I don’t want to time travel! Get me out of here! Turn to page 283.
Page 282
Your timing is really awful, you know that? It’s still the 1890s, well before the Russian Revolution of 1905, and that’s the one where the army supported Czar Nicholas II. He won’t be overthrown until the Russian Revolution of 1917.
So how did your little mini-coup that didn’t even make the history books go? Well, you’re a peasant. You and your friends don’t exactly have a lot of heavy artillery. But you do have an abundance of pitchforks. You all take your pitchforks and go to the nearest town and start killing off the bourgeoisie. Your revolt is quickly put down by the authorities.

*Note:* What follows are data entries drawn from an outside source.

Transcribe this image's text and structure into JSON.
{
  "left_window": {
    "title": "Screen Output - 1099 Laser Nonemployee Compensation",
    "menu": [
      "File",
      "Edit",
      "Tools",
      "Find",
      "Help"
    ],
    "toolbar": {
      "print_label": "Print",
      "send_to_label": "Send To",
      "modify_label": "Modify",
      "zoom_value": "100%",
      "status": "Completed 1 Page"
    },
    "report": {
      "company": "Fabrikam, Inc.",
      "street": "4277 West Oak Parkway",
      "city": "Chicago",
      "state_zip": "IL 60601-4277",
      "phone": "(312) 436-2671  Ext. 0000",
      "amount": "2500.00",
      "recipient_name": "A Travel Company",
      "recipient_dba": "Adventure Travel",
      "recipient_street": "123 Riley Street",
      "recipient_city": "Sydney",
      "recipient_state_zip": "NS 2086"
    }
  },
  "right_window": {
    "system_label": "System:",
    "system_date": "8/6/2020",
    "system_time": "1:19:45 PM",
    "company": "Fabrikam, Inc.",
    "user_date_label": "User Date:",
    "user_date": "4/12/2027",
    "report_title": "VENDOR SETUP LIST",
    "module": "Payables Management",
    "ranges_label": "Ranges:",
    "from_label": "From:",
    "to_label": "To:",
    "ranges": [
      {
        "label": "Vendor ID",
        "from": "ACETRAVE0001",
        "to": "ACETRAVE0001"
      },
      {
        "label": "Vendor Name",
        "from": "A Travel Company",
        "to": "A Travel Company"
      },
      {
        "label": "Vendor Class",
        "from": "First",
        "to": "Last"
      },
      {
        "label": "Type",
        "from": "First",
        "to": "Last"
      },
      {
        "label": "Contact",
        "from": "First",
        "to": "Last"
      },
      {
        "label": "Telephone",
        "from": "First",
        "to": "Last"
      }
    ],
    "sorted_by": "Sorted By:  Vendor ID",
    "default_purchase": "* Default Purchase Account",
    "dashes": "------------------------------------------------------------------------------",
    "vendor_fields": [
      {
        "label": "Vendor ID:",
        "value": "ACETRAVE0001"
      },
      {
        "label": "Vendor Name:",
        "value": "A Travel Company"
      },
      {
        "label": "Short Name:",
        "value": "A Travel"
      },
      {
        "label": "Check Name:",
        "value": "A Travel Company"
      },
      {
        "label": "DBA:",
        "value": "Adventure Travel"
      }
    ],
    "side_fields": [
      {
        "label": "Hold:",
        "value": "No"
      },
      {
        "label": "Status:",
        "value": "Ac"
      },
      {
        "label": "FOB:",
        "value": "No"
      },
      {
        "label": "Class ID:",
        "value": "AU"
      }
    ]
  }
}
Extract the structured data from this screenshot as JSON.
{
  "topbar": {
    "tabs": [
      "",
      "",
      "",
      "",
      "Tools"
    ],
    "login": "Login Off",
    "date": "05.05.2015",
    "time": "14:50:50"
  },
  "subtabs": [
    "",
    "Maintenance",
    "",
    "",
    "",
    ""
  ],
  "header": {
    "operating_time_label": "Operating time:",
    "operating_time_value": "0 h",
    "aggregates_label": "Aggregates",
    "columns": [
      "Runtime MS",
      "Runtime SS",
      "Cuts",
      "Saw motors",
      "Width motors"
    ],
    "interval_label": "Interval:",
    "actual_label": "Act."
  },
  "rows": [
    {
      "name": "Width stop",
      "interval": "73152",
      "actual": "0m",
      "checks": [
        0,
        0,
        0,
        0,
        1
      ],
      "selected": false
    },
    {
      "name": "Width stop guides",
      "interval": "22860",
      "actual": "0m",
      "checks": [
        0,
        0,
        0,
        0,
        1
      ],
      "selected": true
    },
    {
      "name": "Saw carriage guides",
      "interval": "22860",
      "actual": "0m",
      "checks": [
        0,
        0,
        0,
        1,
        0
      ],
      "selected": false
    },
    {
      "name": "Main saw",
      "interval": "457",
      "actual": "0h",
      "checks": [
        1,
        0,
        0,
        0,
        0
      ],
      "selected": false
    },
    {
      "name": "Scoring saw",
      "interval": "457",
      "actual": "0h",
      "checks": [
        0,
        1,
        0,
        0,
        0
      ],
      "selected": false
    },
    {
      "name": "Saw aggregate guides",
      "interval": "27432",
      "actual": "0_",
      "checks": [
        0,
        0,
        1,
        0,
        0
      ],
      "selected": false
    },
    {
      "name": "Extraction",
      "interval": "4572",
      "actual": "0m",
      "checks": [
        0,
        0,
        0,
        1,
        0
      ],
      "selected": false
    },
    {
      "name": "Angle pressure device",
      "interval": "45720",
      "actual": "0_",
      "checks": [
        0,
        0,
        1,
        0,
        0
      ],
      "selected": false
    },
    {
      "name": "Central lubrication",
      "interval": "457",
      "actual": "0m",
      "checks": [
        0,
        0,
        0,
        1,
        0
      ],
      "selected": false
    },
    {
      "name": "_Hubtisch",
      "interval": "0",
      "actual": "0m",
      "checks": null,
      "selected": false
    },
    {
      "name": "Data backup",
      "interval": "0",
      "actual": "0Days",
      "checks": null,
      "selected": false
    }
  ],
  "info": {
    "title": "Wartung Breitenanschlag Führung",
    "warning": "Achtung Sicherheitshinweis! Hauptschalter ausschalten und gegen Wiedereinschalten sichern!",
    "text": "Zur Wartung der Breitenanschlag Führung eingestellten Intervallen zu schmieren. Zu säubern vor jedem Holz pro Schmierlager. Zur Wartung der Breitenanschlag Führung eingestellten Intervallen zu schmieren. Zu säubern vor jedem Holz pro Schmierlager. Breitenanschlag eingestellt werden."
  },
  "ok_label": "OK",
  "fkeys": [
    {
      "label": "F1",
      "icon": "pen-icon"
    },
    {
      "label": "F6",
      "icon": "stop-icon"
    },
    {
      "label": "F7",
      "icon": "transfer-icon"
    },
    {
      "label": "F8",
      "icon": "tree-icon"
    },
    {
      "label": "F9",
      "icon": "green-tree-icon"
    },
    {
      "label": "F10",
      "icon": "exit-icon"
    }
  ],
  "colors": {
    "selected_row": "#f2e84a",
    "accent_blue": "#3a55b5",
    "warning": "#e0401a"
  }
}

There’s a saying: An army marches on its stomach. Well, prisoners in chains don’t march on their stomachs, because they don’t have that kind of opportunity for exercise. But that doesn’t mean hunger isn’t a worry for you. Yesterday you had about a quarter of a potato and a few boiled cabbage leaves. As you slowly die of starvation, you can only imagine what the Czar must get to eat every night. You bet he eats roast peacocks. What a prick.
Page 283
You are a journalist in present-day Russia. You have a very bad habit of writing true things about governmental corruption. Vladimir Putin is not a fan of your work.
You “accidentally” fall from a 5-story balcony.
Page 284
You are a member of the Lakota Sioux in Wounded Knee, South Dakota in 1890. Yesterday, the 7th Cavalry surrounded you. The army was taking all your tribe’s weapons away. An old man of the tribe named Black Coyote seems a little confused by what is happening. He doesn’t want to give up his gun.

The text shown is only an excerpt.